Occident : une mise en scène riche pour un texte fort
Echec d’un couple, essoufflement de l’Occident
Occident, c’est la dernière Å“uvre du tandem Rémi de Vos (auteur) - Hervé Guilloteau (metteur en scène) ; cette fois, ils ont travaillé chacun de leur côté, et force est de constater que le travail scénique du second sert très efficacement le propos du premier : la mise en scène, très aboutie, répond en effet à un texte au sens particulièrement fort.
L’action d’Occident tient en quelques mots : tous les soirs, un homme (qui n’a pas de nom) rentre chez lui, ivre. Là, il raconte sa soirée à sa femme, en ponctuant le tout d’un certain nombre d’insultes à l’encontre de celle-ci. Si l’histoire en elle-même peut être aussi vite résumée, le sens du texte, lui, est bien plus dense. C’est que ce couple qui vit « une histoire d’amour essoufflée » devient « l’emblème de l’essoufflement de l’Occident », explique Hervé Guilloteau ; « c’est la métaphore du monde occidental, (...) un miroir de la société : ils imaginent la fuite mais ils reviennent vite au point zéro », poursuit le metteur en scène. Echec d’un monde, donc. Echec aussi du langage à travers les nombreuses insultes qui fusent entre les deux personnages : « c’est la vacuité du monde qui s’exprime à travers le vacuité du langage », commente Hervé Guilloteau.

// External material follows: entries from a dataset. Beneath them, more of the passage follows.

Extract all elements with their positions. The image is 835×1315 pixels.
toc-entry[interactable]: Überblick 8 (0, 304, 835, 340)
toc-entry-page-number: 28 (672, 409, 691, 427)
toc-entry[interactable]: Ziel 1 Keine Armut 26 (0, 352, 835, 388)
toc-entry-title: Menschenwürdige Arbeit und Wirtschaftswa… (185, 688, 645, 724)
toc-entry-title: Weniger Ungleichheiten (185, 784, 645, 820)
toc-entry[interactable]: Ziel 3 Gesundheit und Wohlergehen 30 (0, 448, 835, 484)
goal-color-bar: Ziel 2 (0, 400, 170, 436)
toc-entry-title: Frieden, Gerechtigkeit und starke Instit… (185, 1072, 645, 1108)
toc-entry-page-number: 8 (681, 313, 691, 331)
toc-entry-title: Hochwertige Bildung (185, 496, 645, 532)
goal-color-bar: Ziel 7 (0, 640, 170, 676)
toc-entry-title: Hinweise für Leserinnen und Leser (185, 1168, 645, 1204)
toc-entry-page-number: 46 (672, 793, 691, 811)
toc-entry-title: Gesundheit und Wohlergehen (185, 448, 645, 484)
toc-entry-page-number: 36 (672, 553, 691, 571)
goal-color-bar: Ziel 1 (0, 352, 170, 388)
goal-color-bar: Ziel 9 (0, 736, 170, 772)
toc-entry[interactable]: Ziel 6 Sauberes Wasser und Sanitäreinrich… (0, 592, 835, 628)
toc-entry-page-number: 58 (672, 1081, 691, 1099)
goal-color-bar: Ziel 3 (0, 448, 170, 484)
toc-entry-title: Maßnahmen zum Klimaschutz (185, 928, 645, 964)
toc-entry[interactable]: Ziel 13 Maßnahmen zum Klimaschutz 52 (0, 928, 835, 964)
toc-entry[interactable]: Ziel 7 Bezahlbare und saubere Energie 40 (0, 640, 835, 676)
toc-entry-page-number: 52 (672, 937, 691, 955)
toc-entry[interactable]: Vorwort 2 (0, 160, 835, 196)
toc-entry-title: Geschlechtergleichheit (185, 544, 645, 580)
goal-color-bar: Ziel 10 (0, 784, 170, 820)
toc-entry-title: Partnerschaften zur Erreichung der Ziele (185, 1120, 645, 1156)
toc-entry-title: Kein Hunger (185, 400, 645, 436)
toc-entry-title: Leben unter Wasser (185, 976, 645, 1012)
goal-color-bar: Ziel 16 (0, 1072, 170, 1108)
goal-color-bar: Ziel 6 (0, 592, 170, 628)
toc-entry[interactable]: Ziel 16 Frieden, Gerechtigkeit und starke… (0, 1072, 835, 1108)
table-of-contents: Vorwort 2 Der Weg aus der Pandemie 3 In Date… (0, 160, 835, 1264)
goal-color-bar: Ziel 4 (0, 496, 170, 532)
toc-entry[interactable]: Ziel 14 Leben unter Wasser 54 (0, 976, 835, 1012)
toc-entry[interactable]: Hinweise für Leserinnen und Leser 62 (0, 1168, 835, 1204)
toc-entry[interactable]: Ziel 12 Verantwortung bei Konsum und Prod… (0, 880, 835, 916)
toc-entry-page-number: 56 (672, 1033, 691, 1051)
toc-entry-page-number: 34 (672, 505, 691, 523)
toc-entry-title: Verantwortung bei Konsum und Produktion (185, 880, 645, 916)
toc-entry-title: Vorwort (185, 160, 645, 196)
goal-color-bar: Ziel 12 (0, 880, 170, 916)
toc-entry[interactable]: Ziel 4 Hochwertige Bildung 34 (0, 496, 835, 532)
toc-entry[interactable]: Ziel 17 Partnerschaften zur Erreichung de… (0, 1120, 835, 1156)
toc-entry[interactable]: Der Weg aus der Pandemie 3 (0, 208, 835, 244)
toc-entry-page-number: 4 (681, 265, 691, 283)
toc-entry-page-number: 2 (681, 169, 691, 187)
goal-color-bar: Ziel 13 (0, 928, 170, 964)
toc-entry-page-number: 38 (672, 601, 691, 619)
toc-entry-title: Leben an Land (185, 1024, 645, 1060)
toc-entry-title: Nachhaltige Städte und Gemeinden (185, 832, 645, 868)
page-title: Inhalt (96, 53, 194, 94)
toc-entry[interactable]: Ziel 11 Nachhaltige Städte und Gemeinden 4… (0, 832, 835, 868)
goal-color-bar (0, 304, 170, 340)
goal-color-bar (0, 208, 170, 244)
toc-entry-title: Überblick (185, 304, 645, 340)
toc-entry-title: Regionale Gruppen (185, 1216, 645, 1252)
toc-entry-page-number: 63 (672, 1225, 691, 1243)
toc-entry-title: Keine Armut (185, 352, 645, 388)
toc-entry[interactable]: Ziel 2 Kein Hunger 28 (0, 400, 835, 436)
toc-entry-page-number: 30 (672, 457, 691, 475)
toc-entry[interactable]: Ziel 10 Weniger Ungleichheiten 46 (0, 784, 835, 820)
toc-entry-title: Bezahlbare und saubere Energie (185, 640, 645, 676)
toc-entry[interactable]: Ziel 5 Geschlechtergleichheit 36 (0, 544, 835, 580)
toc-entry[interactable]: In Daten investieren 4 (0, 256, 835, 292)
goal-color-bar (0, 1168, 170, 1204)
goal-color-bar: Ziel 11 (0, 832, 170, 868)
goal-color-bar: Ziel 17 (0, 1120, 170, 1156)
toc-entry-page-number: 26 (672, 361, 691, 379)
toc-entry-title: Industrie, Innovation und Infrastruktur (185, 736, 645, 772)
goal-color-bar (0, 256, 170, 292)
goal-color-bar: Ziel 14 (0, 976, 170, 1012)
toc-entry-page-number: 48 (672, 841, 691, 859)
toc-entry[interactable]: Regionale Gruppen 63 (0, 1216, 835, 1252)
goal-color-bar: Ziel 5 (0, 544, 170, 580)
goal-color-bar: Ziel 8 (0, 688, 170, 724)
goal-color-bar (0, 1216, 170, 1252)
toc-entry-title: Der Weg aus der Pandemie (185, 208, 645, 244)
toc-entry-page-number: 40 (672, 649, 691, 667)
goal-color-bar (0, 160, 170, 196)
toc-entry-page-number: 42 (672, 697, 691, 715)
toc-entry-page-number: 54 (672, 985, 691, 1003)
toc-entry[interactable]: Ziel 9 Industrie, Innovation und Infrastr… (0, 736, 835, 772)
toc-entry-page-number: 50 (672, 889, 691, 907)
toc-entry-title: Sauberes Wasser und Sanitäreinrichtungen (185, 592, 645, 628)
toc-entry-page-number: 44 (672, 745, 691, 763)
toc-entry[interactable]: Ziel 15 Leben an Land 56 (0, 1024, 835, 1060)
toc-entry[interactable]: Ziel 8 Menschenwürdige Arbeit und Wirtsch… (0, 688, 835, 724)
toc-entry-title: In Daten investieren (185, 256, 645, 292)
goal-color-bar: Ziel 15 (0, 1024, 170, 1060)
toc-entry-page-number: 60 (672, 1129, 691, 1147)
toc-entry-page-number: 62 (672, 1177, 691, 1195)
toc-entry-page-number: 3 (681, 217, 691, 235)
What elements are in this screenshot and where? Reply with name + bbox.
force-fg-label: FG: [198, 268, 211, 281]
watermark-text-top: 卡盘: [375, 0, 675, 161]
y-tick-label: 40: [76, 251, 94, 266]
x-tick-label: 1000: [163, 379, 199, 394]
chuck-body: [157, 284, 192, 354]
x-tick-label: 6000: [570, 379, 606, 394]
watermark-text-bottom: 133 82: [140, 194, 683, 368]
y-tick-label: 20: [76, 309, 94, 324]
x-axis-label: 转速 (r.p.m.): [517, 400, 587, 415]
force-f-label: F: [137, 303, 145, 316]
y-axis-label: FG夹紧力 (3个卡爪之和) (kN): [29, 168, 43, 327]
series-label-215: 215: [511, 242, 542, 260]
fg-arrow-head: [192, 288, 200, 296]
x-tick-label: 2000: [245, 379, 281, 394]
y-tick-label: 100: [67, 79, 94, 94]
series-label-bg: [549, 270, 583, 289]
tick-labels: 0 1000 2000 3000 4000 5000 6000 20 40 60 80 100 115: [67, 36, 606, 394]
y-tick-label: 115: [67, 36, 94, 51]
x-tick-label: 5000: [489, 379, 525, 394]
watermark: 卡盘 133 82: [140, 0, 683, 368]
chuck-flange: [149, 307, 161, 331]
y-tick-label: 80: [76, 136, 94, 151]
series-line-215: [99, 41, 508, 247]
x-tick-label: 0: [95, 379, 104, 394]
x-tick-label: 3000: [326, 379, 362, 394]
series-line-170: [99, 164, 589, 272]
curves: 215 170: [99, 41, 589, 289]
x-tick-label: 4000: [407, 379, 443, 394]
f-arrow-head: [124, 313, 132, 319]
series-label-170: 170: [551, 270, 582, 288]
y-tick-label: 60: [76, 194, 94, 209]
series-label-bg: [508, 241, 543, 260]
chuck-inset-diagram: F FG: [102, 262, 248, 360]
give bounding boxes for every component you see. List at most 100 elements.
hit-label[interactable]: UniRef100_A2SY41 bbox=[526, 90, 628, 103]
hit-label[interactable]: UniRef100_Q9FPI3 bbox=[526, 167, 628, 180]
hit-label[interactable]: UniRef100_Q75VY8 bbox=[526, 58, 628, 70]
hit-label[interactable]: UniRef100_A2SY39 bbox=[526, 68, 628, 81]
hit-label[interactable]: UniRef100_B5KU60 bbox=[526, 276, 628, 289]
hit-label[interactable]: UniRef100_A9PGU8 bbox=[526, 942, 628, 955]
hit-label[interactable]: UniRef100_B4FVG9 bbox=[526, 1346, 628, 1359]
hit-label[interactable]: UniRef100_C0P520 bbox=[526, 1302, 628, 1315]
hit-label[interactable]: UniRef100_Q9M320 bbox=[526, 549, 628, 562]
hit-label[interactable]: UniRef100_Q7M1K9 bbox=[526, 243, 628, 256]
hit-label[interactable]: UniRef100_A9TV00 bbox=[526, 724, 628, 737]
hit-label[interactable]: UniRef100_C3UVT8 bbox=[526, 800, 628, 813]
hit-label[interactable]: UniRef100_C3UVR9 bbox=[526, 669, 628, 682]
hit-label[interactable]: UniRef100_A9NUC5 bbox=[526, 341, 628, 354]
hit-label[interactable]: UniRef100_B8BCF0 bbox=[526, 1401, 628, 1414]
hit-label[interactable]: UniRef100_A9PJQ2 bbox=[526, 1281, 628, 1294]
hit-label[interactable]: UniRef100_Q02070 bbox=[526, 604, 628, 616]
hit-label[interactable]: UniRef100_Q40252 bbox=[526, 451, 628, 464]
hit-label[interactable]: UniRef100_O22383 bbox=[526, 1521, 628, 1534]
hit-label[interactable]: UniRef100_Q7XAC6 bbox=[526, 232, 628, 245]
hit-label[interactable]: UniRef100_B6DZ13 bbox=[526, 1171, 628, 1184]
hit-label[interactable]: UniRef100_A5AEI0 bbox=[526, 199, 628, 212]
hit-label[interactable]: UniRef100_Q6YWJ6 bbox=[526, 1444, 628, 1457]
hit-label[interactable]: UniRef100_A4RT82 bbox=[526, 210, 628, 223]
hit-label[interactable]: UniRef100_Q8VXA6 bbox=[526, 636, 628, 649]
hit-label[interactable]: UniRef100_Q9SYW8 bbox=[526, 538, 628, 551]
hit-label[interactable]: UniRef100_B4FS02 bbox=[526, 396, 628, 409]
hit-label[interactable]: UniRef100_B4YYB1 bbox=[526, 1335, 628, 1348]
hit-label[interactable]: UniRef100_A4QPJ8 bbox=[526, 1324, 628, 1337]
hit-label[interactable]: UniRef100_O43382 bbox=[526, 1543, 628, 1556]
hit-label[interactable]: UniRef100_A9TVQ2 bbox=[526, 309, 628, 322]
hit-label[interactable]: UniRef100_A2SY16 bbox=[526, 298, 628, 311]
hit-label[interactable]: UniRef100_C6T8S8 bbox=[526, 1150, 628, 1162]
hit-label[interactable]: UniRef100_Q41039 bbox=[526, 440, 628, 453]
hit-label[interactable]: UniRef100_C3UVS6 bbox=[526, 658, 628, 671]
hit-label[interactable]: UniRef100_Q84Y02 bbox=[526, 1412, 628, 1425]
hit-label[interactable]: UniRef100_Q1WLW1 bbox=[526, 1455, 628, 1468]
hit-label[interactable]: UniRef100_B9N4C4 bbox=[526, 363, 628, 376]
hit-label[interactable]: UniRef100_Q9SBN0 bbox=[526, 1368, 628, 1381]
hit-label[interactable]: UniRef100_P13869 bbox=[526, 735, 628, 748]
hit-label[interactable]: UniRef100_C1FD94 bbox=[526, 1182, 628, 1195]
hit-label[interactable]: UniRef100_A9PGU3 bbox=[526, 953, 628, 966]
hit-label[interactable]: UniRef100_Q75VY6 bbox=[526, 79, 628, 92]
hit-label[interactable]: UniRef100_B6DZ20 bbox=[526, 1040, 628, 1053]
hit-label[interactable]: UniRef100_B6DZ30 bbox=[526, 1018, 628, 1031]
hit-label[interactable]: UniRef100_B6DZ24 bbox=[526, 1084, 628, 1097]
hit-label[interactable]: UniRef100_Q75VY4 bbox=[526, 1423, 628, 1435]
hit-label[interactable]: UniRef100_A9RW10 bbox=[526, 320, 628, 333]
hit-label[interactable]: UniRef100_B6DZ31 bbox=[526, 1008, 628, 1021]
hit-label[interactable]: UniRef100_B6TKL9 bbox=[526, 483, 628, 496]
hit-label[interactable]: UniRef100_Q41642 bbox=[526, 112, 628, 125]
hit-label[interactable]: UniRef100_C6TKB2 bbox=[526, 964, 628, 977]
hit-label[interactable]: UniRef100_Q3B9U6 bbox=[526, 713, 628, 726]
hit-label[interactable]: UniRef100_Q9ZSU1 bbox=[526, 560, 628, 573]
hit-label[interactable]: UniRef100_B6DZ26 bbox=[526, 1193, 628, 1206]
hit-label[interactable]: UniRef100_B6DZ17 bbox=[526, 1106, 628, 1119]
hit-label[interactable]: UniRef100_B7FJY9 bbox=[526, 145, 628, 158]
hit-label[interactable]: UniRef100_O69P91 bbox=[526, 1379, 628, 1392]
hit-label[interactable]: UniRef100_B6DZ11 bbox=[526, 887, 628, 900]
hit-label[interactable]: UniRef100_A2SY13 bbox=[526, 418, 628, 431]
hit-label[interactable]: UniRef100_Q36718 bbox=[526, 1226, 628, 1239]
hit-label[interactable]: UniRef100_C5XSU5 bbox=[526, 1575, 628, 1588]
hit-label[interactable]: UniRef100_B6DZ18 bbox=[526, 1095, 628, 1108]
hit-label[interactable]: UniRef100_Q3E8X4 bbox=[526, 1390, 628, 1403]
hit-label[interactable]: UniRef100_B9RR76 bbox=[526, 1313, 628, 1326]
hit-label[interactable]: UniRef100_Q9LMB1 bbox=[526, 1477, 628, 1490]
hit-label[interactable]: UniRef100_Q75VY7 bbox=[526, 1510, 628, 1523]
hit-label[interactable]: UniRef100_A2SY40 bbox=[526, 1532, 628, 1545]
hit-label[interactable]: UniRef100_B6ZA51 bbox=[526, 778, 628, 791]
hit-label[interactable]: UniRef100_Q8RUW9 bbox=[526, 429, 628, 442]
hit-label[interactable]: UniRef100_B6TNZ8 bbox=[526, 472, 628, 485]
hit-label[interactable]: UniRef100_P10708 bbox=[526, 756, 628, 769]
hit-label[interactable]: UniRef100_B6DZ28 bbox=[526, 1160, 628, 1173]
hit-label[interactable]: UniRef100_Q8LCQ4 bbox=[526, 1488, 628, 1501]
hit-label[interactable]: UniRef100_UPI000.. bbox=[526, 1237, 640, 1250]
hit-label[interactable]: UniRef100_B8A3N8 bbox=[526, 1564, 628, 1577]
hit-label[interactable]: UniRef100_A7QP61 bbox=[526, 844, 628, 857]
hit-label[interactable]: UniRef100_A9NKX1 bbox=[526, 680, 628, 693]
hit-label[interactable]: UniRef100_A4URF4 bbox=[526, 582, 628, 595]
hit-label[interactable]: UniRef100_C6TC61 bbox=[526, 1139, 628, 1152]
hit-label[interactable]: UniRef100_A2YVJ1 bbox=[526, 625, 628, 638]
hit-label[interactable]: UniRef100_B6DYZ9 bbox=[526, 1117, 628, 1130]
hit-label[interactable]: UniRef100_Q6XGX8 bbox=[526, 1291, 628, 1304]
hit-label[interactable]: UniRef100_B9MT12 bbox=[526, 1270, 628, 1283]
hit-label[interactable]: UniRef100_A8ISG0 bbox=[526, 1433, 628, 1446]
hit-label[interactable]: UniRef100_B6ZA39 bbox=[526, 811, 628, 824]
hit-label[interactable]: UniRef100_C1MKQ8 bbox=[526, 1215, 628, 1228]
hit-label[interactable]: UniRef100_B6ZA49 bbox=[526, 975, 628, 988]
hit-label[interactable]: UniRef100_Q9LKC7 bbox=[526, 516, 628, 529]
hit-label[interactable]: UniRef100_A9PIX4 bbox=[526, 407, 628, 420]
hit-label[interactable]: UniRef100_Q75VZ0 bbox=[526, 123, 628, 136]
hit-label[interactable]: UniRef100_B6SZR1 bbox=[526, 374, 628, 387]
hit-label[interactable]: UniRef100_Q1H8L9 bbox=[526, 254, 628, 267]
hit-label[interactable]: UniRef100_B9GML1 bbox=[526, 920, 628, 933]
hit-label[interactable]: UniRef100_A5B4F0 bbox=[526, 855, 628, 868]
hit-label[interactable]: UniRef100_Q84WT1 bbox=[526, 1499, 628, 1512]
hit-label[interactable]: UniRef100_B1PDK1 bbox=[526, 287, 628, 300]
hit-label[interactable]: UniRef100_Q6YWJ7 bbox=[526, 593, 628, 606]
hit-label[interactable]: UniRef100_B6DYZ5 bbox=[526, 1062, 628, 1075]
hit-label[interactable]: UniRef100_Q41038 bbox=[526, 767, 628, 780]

En outre, se voulant métaphore du monde, Occident « parle aussi de la peur » ; et la peur, dans la pièce, est d’abord peur de l’autre : violence, racisme, lâcheté... On voit ainsi le mari qui avoue presque indifféremment à sa femme que, lorsque son ami Mohamed s’est fait passer à tabac par des Yougoslaves, il ne lui a pas porté secours... parce que c’est un Arabe et qu’il n’est donc pas « pote » avec lui jusqu’à ce point !
Un dispositif scénique intéressant
Pour répondre à ce texte qui se veut, comme on l’a vu, à la fois peu narratif et symboliquement très fort, Hervé Guilloteau a imaginé une mise en scène particulièrement intéressante, très travaillée. La salle de spectacle habituelle, disposant en opposition frontale public et comédiens, cède la place à une salle dotée d’un espace tout en largeur, où les spectateurs sont assis de part et d’autre d’une longue zone centrale revêtue de moquette jaune. L’une des deux extrémités de la scène fait office de bar (où l’homme passe ses soirées), l’autre d’intérieur (chambre ou séjour). Dans un tel dispositif scénique, les deux rangées de spectateurs se font face et ne se trouvent, selon les déplacements des acteurs, qu’à une courte distance de ces derniers. Brisant ainsi la traditionnelle séparation entre comédiens et public, plaçant les premiers au milieu des seconds, Hervé Guilloteau a voulu créer un « huis clos où le spectateur se sent au chaud ». De fait, ainsi placés au plus près des acteurs, les spectateurs sont comme plongés au cœur du drame (teinté d’humour noir) qui se joue devant eux.
Un spectacle aux frontières floues
Mais le dispositif scénique n’est pas le seul élément qui permet au metteur en scène de réduire la distance entre public et comédiens : le spectacle commence pour ainsi dire avant le spectacle ; car, dès l’entrée des spectateurs -laquelle s’effectue par l’extrémité de la scène représentant le bar-, celui-ci retentit d’un bruyant commentaire de match de foot, et, en musique de fond, on entend le dernier tube de Madonna (H. Guilloteau nous avait avertis, lors de l’interview, du caractère « graveleux » de la musique)... Dans cette même volonté de remise en question de la distance spectateurs/comédiens, le public, lors de l’entracte, est invité à venir se désaltérer au bar de la scène, où il est servi, entre autres, par Hervé Guilloteau lui-même ! Yvette Poirier, qui tient le rôle de la femme, vient quant à elle exécuter une sorte de danse du ventre sur le comptoir... On ressort de ce spectacle avec l’étrange malaise de ce couple qui, un bref instant, a voulu croire en des jours meilleurs, et qui, finalement, a échoué, rattrapé par les impasses d’une situation d’enfermement qui se veut le reflet de l’essoufflement de l’Occident.